Es ist der 19. Dezember 2025, und in Brüssel ist eine Entscheidung gefallen, die viele Beobachter als politische Sensation werten. Nach monatelangem Ringen, hitzigen Debatten und massivem internationalen Druck steht fest: Das in der Europäischen Union eingefrorene russische Staatsvermögen wird vorerst nicht direkt konfisziert oder für Reparationszahlungen an die Ukraine herangezogen. Was von Kritikern als „Sieg der Vernunft“ und von Befürwortern als schmerzhafter Kompromiss bezeichnet wird, markiert einen Wendepunkt in der europäischen Sanktionspolitik.

Bundeskanzler Friedrich Merz und seine EU-Amtskollegen einigten sich am späten Abend auf ein Modell, das den direkten Zugriff auf die rund 210 Milliarden Euro schweren Reserven der russischen Zentralbank vermeidet. Stattdessen setzt die EU auf einen zinslosen Kredit für die Ukraine, der nicht direkt aus der Substanz des russischen Kapitals gespeist wird. Damit reagiert Brüssel auf die massiven Warnungen von Finanzexperten und Juristen, die bei einer direkten Enteignung einen irreparablen Vertrauensverlust in den Euro und den europäischen Finanzplatz Euroclear befürchtet hatten.

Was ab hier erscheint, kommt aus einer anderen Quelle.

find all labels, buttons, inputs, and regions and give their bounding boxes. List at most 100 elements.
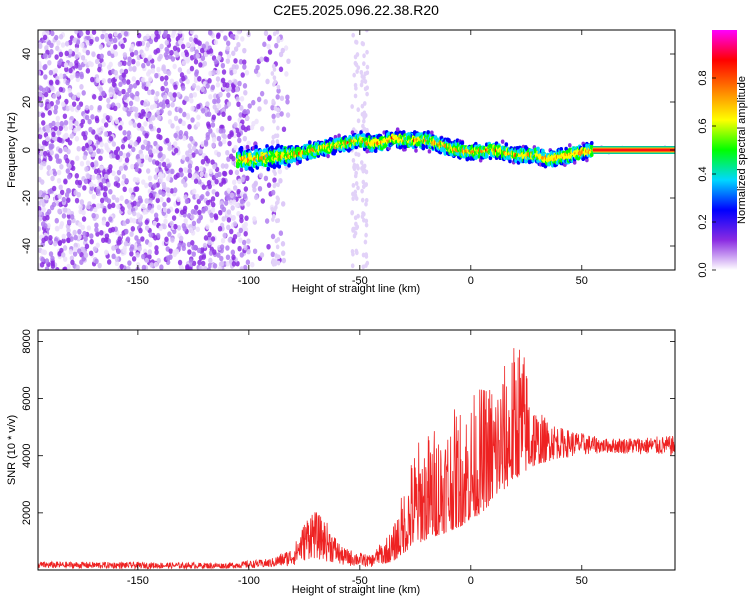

Besonders Belgien, wo der Großteil der Gelder verwaltet wird, hatte sich bis zuletzt quergestellt. Premierminister Bart De Wever warnte vor „unabsehbaren rechtlichen Folgen“, die das Land und die EU in den finanziellen Abgrund hätten reißen können. Russland hatte für den Fall einer Beschlagnahmung bereits mit drastischen Gegenmaßnahmen gedroht, darunter die Enteignung verbliebener westlicher Firmenvermögen in Russland. Moskau reagierte prompt auf die Nachricht aus Brüssel und sprach davon, dass „Recht und Vernunft über Kriegstreiberei gesiegt“ hätten.

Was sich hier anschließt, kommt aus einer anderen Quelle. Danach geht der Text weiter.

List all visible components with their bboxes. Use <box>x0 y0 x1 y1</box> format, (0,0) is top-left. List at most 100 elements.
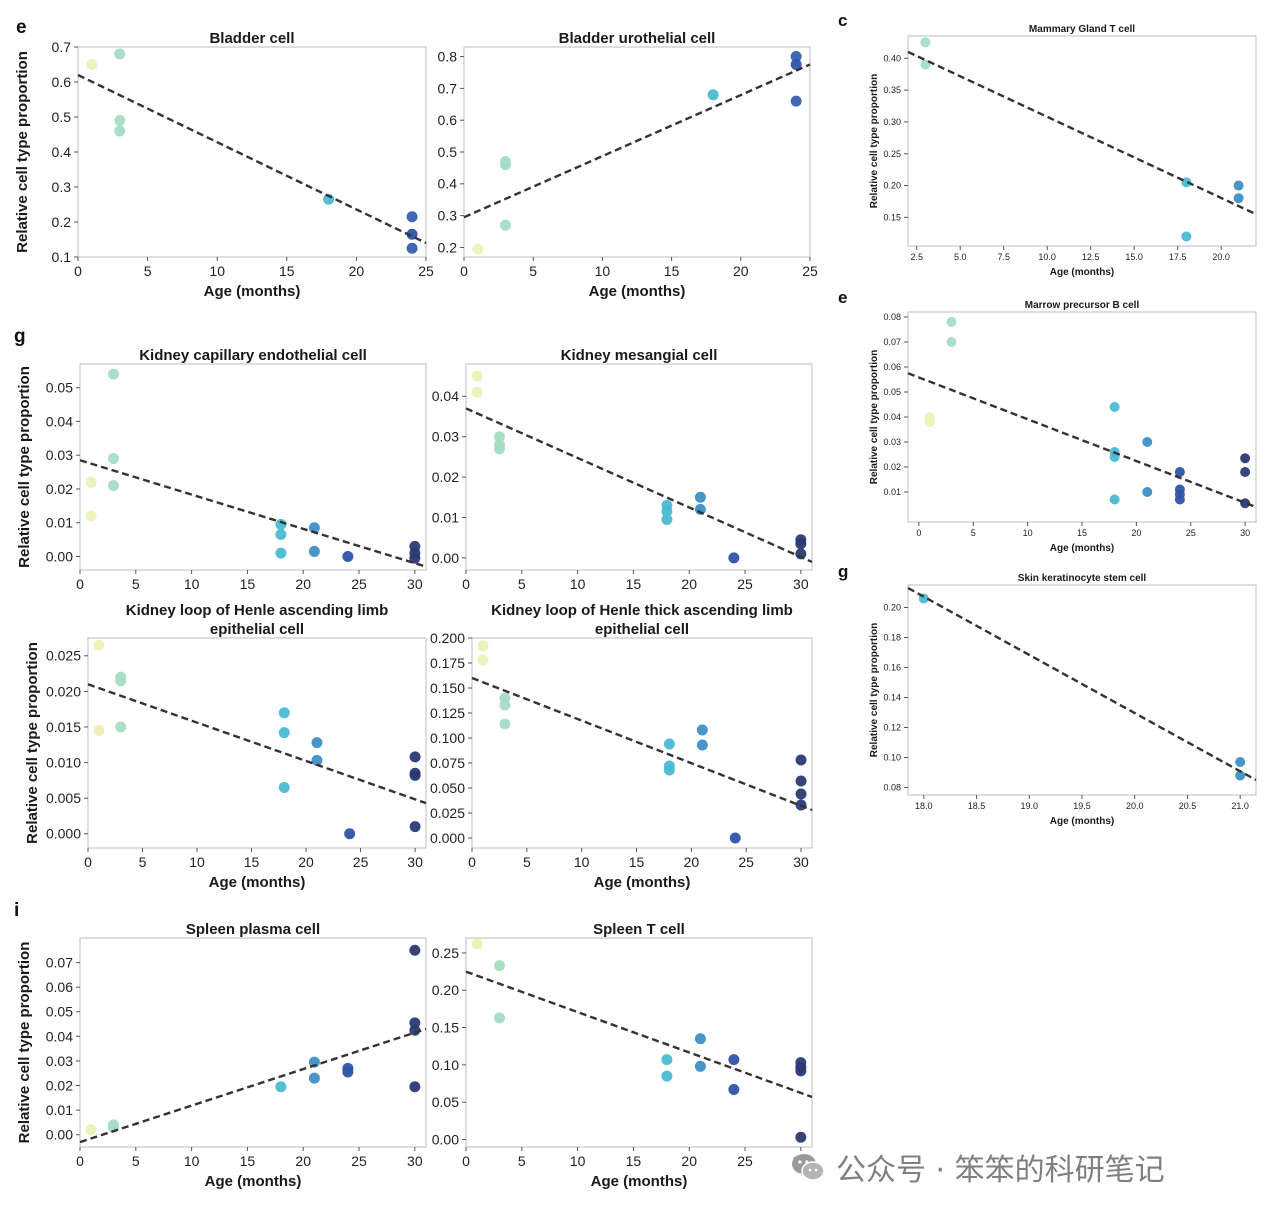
x-tick-label: 0 <box>468 854 476 870</box>
y-tick-label: 0.5 <box>438 144 458 160</box>
panel-letter-g-left: g <box>14 326 26 347</box>
y-tick-label: 0.20 <box>883 181 901 191</box>
y-tick-label: 0.150 <box>430 680 465 696</box>
data-point <box>795 788 807 800</box>
data-point <box>696 724 708 736</box>
data-point <box>790 59 802 70</box>
trend-line <box>77 73 427 245</box>
chart-title: Marrow precursor B cell <box>1025 300 1140 311</box>
panel-letter-e-right: e <box>838 288 847 307</box>
data-point <box>1240 453 1251 464</box>
x-axis-label: Age (months) <box>204 283 301 300</box>
data-point <box>278 781 290 793</box>
y-tick-label: 0.050 <box>430 780 465 796</box>
x-tick-label: 25 <box>351 1153 367 1169</box>
x-tick-label: 19.5 <box>1073 801 1091 811</box>
plot-frame <box>907 35 1257 247</box>
x-tick-label: 10 <box>570 1153 586 1169</box>
x-tick-label: 15 <box>629 854 645 870</box>
data-point <box>499 699 511 711</box>
x-tick-label: 0 <box>462 576 470 592</box>
x-tick-label: 15 <box>240 1153 256 1169</box>
y-tick-label: 0.05 <box>46 380 73 396</box>
x-tick-label: 25 <box>353 854 369 870</box>
x-tick-label: 2.5 <box>910 252 923 262</box>
y-tick-label: 0.01 <box>883 487 901 497</box>
data-point <box>1109 494 1120 505</box>
chart-title-line: Spleen plasma cell <box>186 921 320 938</box>
panel-letter-e-top: e <box>16 17 27 38</box>
x-axis-label: Age (months) <box>1050 816 1114 827</box>
y-tick-label: 0.6 <box>438 112 458 128</box>
x-tick-label: 18.5 <box>968 801 986 811</box>
x-tick-label: 17.5 <box>1169 252 1187 262</box>
y-tick-label: 0.2 <box>438 239 458 255</box>
x-tick-label: 5 <box>144 263 152 279</box>
y-tick-label: 0.05 <box>46 1004 73 1020</box>
x-tick-label: 0 <box>76 1153 84 1169</box>
data-point <box>694 1033 706 1045</box>
y-tick-label: 0.00 <box>46 1127 73 1143</box>
x-tick-label: 15 <box>626 1153 642 1169</box>
x-tick-label: 10 <box>189 854 205 870</box>
y-tick-label: 0.3 <box>52 179 72 195</box>
y-tick-label: 0.20 <box>883 603 901 613</box>
x-tick-label: 30 <box>407 576 423 592</box>
y-tick-label: 0.06 <box>883 362 901 372</box>
data-point <box>946 317 957 327</box>
chart-title-line: Spleen T cell <box>593 921 685 938</box>
x-tick-label: 20 <box>298 854 314 870</box>
y-tick-label: 0.15 <box>432 1019 459 1035</box>
x-tick-label: 15.0 <box>1125 252 1143 262</box>
x-tick-label: 20.0 <box>1126 801 1144 811</box>
chart-title: Spleen T cell <box>593 921 685 938</box>
y-tick-label: 0.5 <box>52 109 72 125</box>
x-tick-label: 20 <box>295 1153 311 1169</box>
y-axis-label: Relative cell type proportion <box>869 623 880 757</box>
chart-kidney-loop: Kidney loop of Henle ascending limb epith… <box>24 602 427 891</box>
y-tick-label: 0.02 <box>46 1077 73 1093</box>
data-point <box>409 821 421 833</box>
y-tick-label: 0.15 <box>883 213 901 223</box>
data-point <box>663 738 675 750</box>
data-point <box>661 514 673 526</box>
y-tick-label: 0.020 <box>46 683 81 699</box>
x-axis-label: Age (months) <box>1050 543 1114 554</box>
watermark-text: 公众号 · 笨笨的科研笔记 <box>836 1153 1165 1188</box>
y-tick-label: 0.06 <box>46 979 73 995</box>
chart-title-line: Kidney mesangial cell <box>561 347 718 364</box>
chart-title-line: epithelial cell <box>210 621 304 638</box>
y-tick-label: 0.01 <box>46 1102 73 1118</box>
y-tick-label: 0.18 <box>883 633 901 643</box>
chart-spleen-plasma: Spleen plasma cell 0 5 10 15 20 25 30 0.00 0.01 0.… <box>16 921 427 1190</box>
data-point <box>471 386 483 398</box>
y-tick-label: 0.04 <box>883 412 901 422</box>
data-point <box>311 754 323 766</box>
y-tick-label: 0.7 <box>438 80 458 96</box>
x-tick-label: 10 <box>574 854 590 870</box>
x-tick-label: 25 <box>737 576 753 592</box>
y-tick-label: 0.16 <box>883 663 901 673</box>
chart-skin: Skin keratinocyte stem cell 18.0 18.5 19.0 1… <box>869 573 1257 827</box>
data-point <box>707 89 719 101</box>
x-tick-label: 20 <box>681 576 697 592</box>
x-tick-label: 25 <box>738 854 754 870</box>
y-tick-label: 0.01 <box>432 509 459 525</box>
chart-bladder-uro: Bladder urothelial cell 0 5 10 15 20 25 0.2 0.3 0… <box>438 30 818 300</box>
y-tick-label: 0.3 <box>438 208 458 224</box>
x-tick-label: 30 <box>407 854 423 870</box>
data-point <box>795 775 807 787</box>
x-tick-label: 20 <box>733 263 749 279</box>
y-tick-label: 0.03 <box>883 437 901 447</box>
data-point <box>694 1060 706 1072</box>
data-point <box>107 480 119 492</box>
data-point <box>1142 487 1153 497</box>
x-tick-label: 5 <box>139 854 147 870</box>
y-tick-label: 0.025 <box>430 805 465 821</box>
x-tick-label: 5 <box>529 263 537 279</box>
data-point <box>728 1084 740 1096</box>
plot-frame <box>465 937 813 1148</box>
data-point <box>1235 770 1246 781</box>
data-point <box>406 242 418 254</box>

In Deutschland sorgt die Entscheidung für gemischte Gefühle. Während Teile der Opposition von einer „Bankrotterklärung“ der Merz-Regierung sprechen, sehen Realpolitiker darin die einzige Möglichkeit, den Finanzstandort Deutschland nicht dauerhaft zu beschädigen. Der Kompromiss sieht vor, dass die Gelder zwar auf unbestimmte Zeit eingefroren bleiben – ein Beschluss, der erst kürzlich gegen den Widerstand Ungarns und der Slowakei durchgesetzt wurde –, aber formal weiterhin Eigentum Russlands bleiben.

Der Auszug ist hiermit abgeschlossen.